I love this book because it gets right down to business, with precise, concise methodology and explanations, with nice photos of each form, and the various forms divided in to categories of sushi, many of which are still not in the American lexicon. Su Shi actually means "Vinegar Rice" and that is the basis of the dish we know as sushi. What most of us who are not Japanese don't know, is that beyond the rice prepared a special way and seasoned with vinegar, salt, and sugar, everything else about sushi is optional.

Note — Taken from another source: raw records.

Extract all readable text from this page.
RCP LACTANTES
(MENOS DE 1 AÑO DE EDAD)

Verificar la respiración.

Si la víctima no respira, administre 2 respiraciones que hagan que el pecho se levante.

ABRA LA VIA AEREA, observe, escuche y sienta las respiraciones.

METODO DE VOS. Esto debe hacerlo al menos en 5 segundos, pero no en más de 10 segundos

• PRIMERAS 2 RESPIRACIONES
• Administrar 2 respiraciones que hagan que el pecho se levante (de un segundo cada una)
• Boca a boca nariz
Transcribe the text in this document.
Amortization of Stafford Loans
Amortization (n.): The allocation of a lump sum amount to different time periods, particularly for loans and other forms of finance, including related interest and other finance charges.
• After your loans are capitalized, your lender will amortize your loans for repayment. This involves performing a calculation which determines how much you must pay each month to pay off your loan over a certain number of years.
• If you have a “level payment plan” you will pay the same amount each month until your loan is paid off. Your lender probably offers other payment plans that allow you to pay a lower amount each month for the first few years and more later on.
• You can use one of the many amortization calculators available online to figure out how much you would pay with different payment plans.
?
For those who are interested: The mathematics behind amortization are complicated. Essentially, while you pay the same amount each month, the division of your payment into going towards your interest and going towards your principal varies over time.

This is a mind-expanding text on sushi. It will not turn the reader into a sushi chef with expert methods at filleting and preparing the specialty forms of sashimi (though it does provide detailed explanations of exactly how to filet and prepare the seafood portion of each), but it will give even a novice the core understanding and breadth, to prepare and serve forms of sushi both familiar and exotic (within the limits of locally available ingredients). It also takes it from a priesthood, to a ground-level, human, attainable food, that can be as simple as a bowl of good sushi rice with other ingredients mixed in, or as formal as a pressed molded smoked salmon sushi with capers, that looks more like something out of a 1950's American cookbook on cold buffet ideas.
Solid, honest, unpretentious, easy to use, and very educational. Not just a compilation of recipes, but a methodology book.